Nachdem er sein Studium der Biowissenschaften an der Universität Kyoto abgeschlossen hatte, kam Hironori Taniguchi im Sommersemester 2013 mit einem Stipendium der Bayer AG in die Arbeitsgruppe von Professor Dr. Volker Wendisch an der Universität Bielefeld. Hier begann er seine Doktorarbeit zur Kontrolle der Genexpression in Bakterien. Taniguchi arbeitet hierfür mit dem Corynebakterium glutamicum, das große Mengen der Aminosäre Glutamat produzieren kann. Glutamat ist ein vor allem in der japanischen Küche sehr geschätzter Geschmacksverstärker, der für den sogenannten Umami-Geschmack verantwortlich ist. Professor Wendisch, der die Laudatio hielt, stellte die Bedeutung von Taniguchis Forschung heraus und lobte seine Anstrengungen, auch anderen japanischen Mitarbeiterinnen und Mitarbeitern das Einleben an der Universität zu erleichtern.
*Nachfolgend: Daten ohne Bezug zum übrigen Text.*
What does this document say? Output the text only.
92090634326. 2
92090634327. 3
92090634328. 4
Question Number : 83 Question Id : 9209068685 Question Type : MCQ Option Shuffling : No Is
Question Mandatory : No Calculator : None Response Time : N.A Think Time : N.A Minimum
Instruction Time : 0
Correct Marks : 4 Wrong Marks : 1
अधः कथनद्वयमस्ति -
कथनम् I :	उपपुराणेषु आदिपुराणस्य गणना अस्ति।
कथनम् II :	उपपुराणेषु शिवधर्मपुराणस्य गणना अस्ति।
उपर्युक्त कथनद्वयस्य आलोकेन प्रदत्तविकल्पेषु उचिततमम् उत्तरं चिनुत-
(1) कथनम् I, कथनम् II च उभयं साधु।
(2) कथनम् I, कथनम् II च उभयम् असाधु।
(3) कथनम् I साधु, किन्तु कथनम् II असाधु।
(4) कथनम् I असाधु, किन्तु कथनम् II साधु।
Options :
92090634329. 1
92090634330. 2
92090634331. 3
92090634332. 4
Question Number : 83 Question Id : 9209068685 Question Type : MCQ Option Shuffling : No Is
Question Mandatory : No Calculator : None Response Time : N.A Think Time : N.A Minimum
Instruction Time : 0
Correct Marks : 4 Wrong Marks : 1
Der Hajime-Hoshi-Preis wird jährlich gemeinsam von der DJG und der Universität Bielefeld verliehen und trägt den Namen eines bedeutenden japanischen Wissenschaftsförderers: Der Pharmazieunternehmer Hajime Hoshi (1873 bis 1951) war mehrfach Abgeordneter im japanischen Parlament und stellte kurz nach dem Ersten Weltkrieg der „Notgemeinschaft der Deutschen Wissenschaft“ beträchtliche finanzielle Mittel zur Verfügung. Aus diesem „Hoshi-Fonds“ wurden in der Folgezeit mehr als 100 deutsche Nachwuchswissenschaftler gefördert.